Okay I don’t know if it is actually new, the method is so simple that I can’t imagine that no one has ever used this before. There was an article in the monthly magazine given out by the Dutch national beekeepers association about this Varroa treatment and I had not yet heard of it, it sounds quite intuitive.
In this treatment you would wait till after the last honey harvest so this time table is dependent on when you finished that. Starting too late will perhaps impact the rearing of winter bees. With this treatment, say in the first week of July, the queen should be caught and then trapped between two queen excluders in a honey super with at least 5 drawn frames at the bottom of the hive. Two weeks later the frames with brood should be removed and replaced with new drawn frames. A week after this, the queen excluders should be removed and a week later still you should remove the frames with closed brood along with the the honey super.
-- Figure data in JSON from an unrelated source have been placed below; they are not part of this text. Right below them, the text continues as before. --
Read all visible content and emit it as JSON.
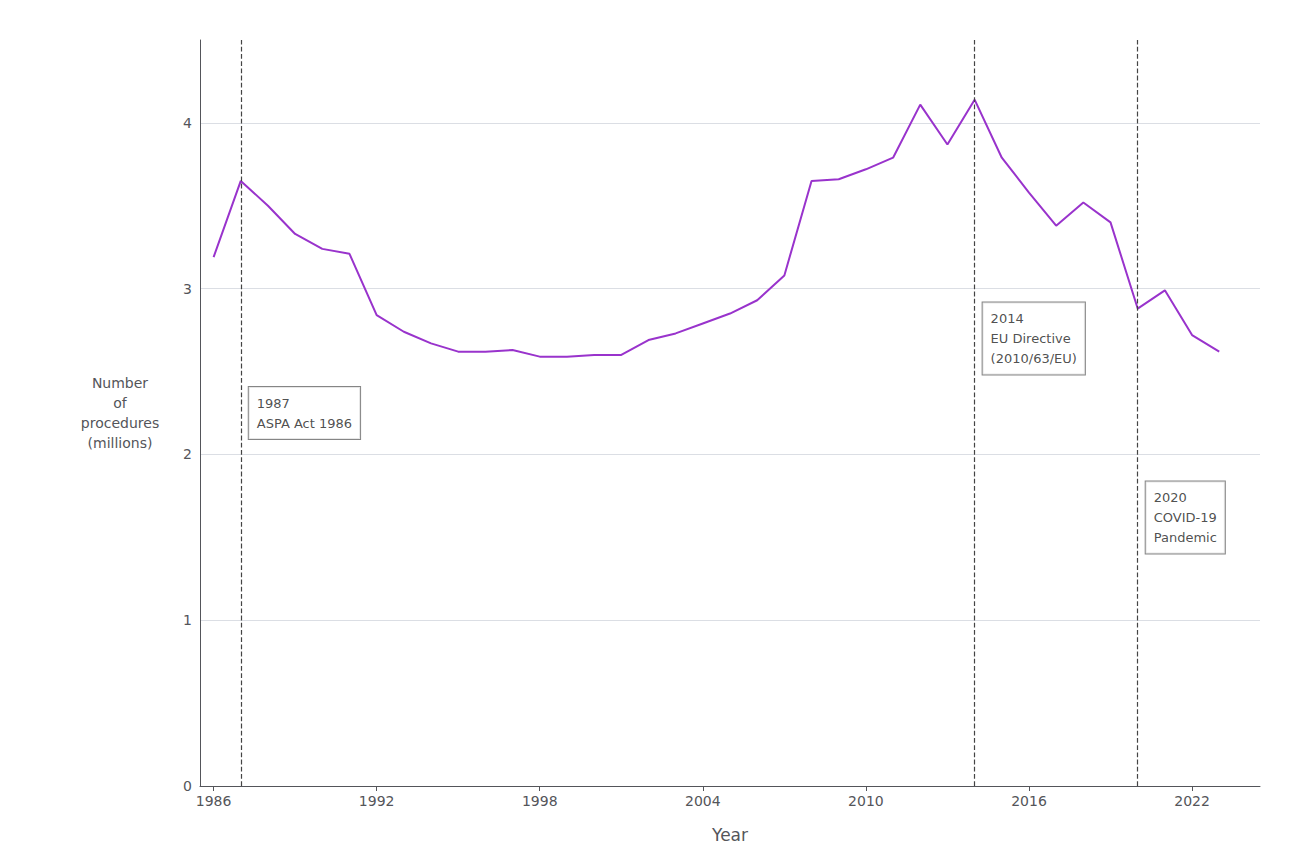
{
  "chart_data": {
    "type": "line",
    "x": [
      1986,
      1987,
      1988,
      1989,
      1990,
      1991,
      1992,
      1993,
      1994,
      1995,
      1996,
      1997,
      1998,
      1999,
      2000,
      2001,
      2002,
      2003,
      2004,
      2005,
      2006,
      2007,
      2008,
      2009,
      2010,
      2011,
      2012,
      2013,
      2014,
      2015,
      2016,
      2017,
      2018,
      2019,
      2020,
      2021,
      2022,
      2023
    ],
    "values": [
      3.19,
      3.65,
      3.5,
      3.33,
      3.24,
      3.21,
      2.84,
      2.74,
      2.67,
      2.62,
      2.62,
      2.63,
      2.59,
      2.59,
      2.6,
      2.6,
      2.69,
      2.73,
      2.79,
      2.85,
      2.93,
      3.08,
      3.65,
      3.66,
      3.72,
      3.79,
      4.11,
      3.87,
      4.14,
      3.79,
      3.58,
      3.38,
      3.52,
      3.4,
      2.88,
      2.99,
      2.72,
      2.62
    ],
    "color": "#9933CC",
    "xlabel": "Year",
    "ylabel": "Number\nof\nprocedures\n(millions)",
    "xlim": [
      1985.5,
      2024.5
    ],
    "xticks": [
      1986,
      1992,
      1998,
      2004,
      2010,
      2016,
      2022
    ],
    "ylim": [
      0,
      4.5
    ],
    "yticks": [
      0,
      1,
      2,
      3,
      4
    ],
    "grid": true,
    "annotations": [
      {
        "x": 1987,
        "y": 2.25,
        "text": "1987\nASPA Act 1986",
        "color": "#444444",
        "line_style": "dashed"
      },
      {
        "x": 2014,
        "y": 2.7,
        "text": "2014\nEU Directive\n(2010/63/EU)",
        "color": "#444444",
        "line_style": "dashed"
      },
      {
        "x": 2020,
        "y": 1.62,
        "text": "2020\nCOVID-19\nPandemic",
        "color": "#444444",
        "line_style": "dashed"
      }
    ]
  }
}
Now the idea behind this method should be quite evident and seems simple. You don’t give the varroa any other place to hide accept in the brood, trapped in the supper with the queen. By taking away the brood you, over a number of weeks, take away most if not all Varroa mites.
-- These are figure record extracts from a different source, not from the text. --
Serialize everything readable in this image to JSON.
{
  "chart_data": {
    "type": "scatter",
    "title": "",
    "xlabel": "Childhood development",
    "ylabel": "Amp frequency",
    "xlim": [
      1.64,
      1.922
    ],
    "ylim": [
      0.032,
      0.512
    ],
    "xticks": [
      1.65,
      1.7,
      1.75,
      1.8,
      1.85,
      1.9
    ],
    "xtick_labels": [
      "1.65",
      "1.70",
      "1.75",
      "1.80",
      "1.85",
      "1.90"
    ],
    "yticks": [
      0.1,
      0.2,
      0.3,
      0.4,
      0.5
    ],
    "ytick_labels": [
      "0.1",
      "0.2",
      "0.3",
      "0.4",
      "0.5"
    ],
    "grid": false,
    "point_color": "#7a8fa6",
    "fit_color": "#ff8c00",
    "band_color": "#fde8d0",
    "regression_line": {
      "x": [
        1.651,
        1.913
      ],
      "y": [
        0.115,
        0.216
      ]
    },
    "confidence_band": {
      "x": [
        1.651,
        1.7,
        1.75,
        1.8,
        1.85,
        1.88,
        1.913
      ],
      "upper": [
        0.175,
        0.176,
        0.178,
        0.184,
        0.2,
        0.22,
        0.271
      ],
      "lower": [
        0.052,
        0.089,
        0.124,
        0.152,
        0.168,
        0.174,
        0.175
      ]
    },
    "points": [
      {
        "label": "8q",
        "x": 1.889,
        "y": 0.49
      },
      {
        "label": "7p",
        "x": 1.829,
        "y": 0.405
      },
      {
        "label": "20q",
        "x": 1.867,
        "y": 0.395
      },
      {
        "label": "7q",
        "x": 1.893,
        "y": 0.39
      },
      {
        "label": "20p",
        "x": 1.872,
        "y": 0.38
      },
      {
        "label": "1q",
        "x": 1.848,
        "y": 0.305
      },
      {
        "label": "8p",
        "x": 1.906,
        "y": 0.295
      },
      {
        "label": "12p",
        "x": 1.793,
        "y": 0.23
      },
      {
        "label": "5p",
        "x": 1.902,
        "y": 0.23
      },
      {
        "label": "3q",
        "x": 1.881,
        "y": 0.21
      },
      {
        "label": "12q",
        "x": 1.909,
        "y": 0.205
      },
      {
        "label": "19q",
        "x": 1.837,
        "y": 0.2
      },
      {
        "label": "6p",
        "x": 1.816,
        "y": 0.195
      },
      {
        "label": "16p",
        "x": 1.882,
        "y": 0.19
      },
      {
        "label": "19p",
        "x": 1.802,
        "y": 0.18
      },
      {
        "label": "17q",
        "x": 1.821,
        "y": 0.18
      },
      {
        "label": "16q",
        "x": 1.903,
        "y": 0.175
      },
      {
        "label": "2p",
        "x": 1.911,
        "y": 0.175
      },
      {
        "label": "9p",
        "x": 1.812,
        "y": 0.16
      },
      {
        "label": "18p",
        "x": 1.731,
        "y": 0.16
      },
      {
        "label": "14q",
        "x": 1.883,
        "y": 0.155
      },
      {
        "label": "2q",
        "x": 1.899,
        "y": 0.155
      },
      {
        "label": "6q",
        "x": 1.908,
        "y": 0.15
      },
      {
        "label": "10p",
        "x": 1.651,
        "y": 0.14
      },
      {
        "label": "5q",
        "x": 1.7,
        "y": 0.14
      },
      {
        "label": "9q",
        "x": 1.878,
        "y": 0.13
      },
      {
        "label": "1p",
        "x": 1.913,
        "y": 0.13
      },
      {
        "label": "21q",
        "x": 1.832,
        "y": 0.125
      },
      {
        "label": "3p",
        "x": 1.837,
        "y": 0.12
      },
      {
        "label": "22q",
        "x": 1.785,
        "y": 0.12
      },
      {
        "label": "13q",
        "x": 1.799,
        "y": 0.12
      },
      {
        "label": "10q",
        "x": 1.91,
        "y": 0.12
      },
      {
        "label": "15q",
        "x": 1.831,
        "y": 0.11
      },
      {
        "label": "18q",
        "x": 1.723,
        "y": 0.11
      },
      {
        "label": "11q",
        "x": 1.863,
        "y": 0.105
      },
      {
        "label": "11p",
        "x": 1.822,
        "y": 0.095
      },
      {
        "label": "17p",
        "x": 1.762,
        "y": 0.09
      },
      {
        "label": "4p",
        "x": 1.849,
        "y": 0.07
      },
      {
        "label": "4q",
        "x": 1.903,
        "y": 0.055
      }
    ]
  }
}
The only drawback of this method I see, is that this would impact the bee population quite dramatically. You would essentially be removing almost 4 weeks of new bees from the hive. The reasoning behind this method according to the article was that treatment with formic acid, which is common in the Netherlands at the end of summer, takes a hefty toll on the bees. Living in the fumes of 80% formic acid for over 3 weeks can’t be fun. I should know, I got 80% formic acid in my face once and let me tel you, that wasn’t pleasant.
So I guess all methods of treatment have drawbacks and you should go by you’re own experience. But with the number of colonies I have (uhm…one), I can’t experiment. So I guess this year I’ll be using the method I used last year which was the Apiguard variety. But this year I’ll keep a close eye on the mite drop (and look for any ants) not forgetting the Vaseline this time.